Jo Johnson – 2016 Statement on Business Department’s Future

jojohnson

Below is the text of the statement made by Jo Johnson, the Minister for Universities and Science, to the House of Commons on 26 May 2016.

Today the Department for Business, Innovation and Skills has announced its decision to create a combined BIS headquarters and policy function in London to deliver a simpler, smaller Department that is more flexible and responsive to stakeholders and businesses by 2020. This involves basing all policy roles in London by 2018 and closing the St Paul’s Place office in Sheffield.

Everyone affected will be able to stay in post in their current location until January 2018 and if they choose to take up a post in London there will be financial assistance for travel available for the first three years.

Anyone choosing to leave will benefit from the best exit terms currently available in the civil service. The support package on offer will include money for re-skilling, career coaching, and time off to look for other jobs.

The executive board and ministerial team take the future of staff affected by this decision, and the contribution they have made, very seriously. We are aware this decision will directly affect people’s lives, livelihoods and families and it has therefore not been taken lightly. Support for staff has been and remains our priority.

This unanimous decision has been reached by the BIS executive board after the Department conducted a consultation with staff and with the departmental trade unions which closed on 2 May.
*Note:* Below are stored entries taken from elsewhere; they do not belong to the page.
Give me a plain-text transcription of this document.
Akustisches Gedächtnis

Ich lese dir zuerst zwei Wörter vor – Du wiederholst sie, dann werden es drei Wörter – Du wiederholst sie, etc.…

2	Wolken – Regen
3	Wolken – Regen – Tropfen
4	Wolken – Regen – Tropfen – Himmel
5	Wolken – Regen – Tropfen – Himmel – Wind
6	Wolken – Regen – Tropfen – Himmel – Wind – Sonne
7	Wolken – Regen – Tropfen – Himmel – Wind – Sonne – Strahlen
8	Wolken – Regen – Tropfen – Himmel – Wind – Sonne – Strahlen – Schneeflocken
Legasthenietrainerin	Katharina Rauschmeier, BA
Inevitably it has been a period of uncertainty for staff but the consultation period has enabled the executive board to reflect on its proposal, to hear from staff, to take into account the equality analysis, and to consider the alternative business models which have been put forward.

Following the recent spending review, BIS has set itself the target of becoming a more flexible and efficient Department, as well as reducing its cost to the taxpayer. We have committed to deliver reductions in the Department’s operating expenditure which equate to around £350 million by 2020. Savings of this magnitude can only be delivered by fundamentally changing the Department’s overall business model in a way that works for a smaller workforce with more streamlined structures in a demanding service and policy environment.
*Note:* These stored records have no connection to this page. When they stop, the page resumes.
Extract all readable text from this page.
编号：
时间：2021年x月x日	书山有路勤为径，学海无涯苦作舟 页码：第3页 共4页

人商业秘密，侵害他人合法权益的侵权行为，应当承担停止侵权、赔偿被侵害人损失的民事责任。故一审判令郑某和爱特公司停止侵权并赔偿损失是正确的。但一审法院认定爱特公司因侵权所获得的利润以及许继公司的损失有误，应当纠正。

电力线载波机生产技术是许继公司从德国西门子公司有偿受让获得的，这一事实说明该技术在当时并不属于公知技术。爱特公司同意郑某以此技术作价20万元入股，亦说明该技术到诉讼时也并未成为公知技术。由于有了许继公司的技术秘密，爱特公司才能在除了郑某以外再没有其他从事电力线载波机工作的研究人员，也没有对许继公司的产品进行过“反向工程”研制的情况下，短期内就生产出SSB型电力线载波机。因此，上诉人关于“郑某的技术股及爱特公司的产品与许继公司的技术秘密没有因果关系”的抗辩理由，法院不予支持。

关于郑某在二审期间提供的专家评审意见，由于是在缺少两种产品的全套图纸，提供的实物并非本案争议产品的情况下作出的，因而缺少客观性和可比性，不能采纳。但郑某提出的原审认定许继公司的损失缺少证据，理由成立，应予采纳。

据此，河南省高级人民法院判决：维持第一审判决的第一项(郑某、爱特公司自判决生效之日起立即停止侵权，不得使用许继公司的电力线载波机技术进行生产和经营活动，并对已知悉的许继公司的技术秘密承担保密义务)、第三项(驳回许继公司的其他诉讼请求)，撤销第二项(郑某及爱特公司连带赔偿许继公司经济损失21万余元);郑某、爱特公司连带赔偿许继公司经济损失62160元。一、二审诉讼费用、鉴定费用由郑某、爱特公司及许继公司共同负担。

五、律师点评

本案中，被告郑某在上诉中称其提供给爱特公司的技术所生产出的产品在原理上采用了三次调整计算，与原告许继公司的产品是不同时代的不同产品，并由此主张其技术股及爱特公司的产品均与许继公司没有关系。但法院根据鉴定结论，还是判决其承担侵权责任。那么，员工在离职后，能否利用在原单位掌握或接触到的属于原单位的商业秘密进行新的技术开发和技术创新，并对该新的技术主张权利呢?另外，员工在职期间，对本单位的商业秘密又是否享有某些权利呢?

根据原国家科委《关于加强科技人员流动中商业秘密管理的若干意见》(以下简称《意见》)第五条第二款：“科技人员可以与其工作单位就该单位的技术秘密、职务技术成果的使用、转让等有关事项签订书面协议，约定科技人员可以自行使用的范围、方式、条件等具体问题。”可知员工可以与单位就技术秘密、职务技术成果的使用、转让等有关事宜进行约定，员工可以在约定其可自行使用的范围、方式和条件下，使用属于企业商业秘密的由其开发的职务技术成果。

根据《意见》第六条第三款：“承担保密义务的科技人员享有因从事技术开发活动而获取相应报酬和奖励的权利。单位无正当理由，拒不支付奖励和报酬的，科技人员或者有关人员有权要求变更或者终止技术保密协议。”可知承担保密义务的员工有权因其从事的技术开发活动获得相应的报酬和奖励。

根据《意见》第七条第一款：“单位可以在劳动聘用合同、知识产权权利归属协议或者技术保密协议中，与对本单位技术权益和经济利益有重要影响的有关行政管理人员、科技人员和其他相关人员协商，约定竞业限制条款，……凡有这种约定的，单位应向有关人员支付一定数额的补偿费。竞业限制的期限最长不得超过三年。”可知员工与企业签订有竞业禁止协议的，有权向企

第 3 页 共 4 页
BIS 2020 is the transformation programme to deliver that new business model—creating a Department that is simpler, smaller, and better for users by 2020. As a transformation programme it is ambitious. It means reducing our operating costs and associated headcount by 30% to 40%; more than halving our 45 public bodies; and rationalising customer support, grant giving and digital service delivery. It also involves reducing our locations from around 80 sites to seven business centres plus a regional presence across the country. These business centres will each focus on a key area of business activity bringing together expertise and helping us to build our capability.

One of these business centres will be a combined BIS headquarters and policy function in London. Crucial to this decision was bringing together BIS’ policy capability which is currently dispersed across 14 offices, and locating it near Ministers, Parliament, and other Government Departments in Whitehall.

Over the course of this Parliament our policy function will reduce from around 2,000 roles to around 1,500 roles, reflecting the size of the Department’s pay bill on our operating expenditure. As we get smaller we need a simpler structure that allows staff to interact easily and to respond rapidly and flexibly to Ministers, Parliament and other stakeholders. Being more flexible, agile and re-deployable enables us to respond to the challenging demands of modern Government. The steel crisis is a recent example of where we have had to urgently re-deploy large numbers of staff to address an urgent priority.

Operating split site and split team working as we become smaller would put an increasing strain on our organisational effectiveness which is why the executive board has concluded that a combined headquarters and policy function is the most effective model to continue to serve Ministers and stakeholders flexibly, effectively and sustainably.